The first Chinese-made passenger jet has taken to the skies on its inaugural commercial flight, in a symbolic moment for China’s technological independence after years of delays for the project.
The single-aisle C919 flew from Shanghai to Beijing on Sunday following more than a decade of development and an estimated $72bn in support from Beijing.
The aircraft has boosted the aspirations of Chinese leader Xi Jinping as he aims for technological self-sufficiency for his country in the face of intensifying trade tensions with the US. The prospect, albeit long term, of a Chinese passenger jet industry could pose a threat to the Boeing-Airbus duopoly.
The C919 was built by state-backed aerospace champion Comac and the first flight was operated by national carrier China Eastern. Domestic media heralded the event as “a day to remember” and noted that Comac had received more than 1,000 orders from 32 customers, as of the end of 2022.
“The successful development of the C919 indicates that China has the ability to independently develop large passenger aircraft,” Xinhua, the state news agency said.
Despite the project being under way since 2008 and a maiden flight first planned for 2014, excitement has been building in recent months as the jet received regulatory approval in China and moved closer to commercial operation.
In October, President Xi hosted the C919 development team at the Great Hall of the People in Beijing, praising the group “as the backbone” of the country and “heroes”.
“Having Chinese airliners fly in the sky embodies the will of our country, the dream of our nation and the expectations of our people,” Xi said at the time, adding that the advances in domestic manufacturing would “help realise the Chinese Dream of national rejuvenation”.

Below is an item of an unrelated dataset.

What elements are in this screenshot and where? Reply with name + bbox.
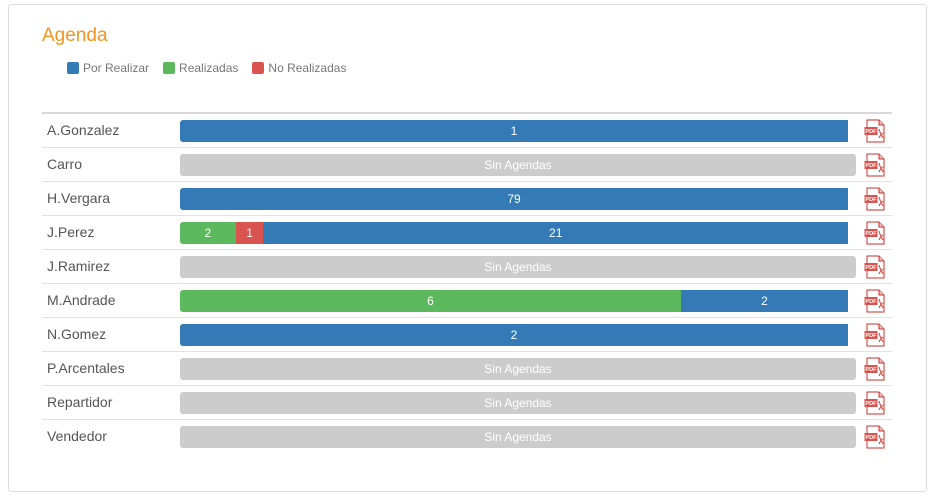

Analysts have said they expect Comac will start to chip away at the market share of Boeing and Airbus in China’s massive aviation market as well as in some developing countries. However, the C919 does not have regulatory approval in the US or Europe.
Analysts have also pointed out that the aircraft is reliant on western suppliers for critical components. That raises the possibility that the aviation industry could become enmeshed in tightening controls on technology exports from the US to China that have already hit the country’s chipmakers.
Airline safety has faced renewed scrutiny in China since last March, when China Eastern Airlines flight MU5735, a Boeing 737 carrying 132 people, crashed in the southern Guangxi region, killing all on board.
As the C919 took flight on Sunday, state media stressed the jet’s safety credentials, including tests in extreme natural environments including high temperature, high humidity, severe cold, gusts and freezing conditions.
“Its safety, reliability, and environmental protection performance have been comprehensively assessed,” Xinhua said.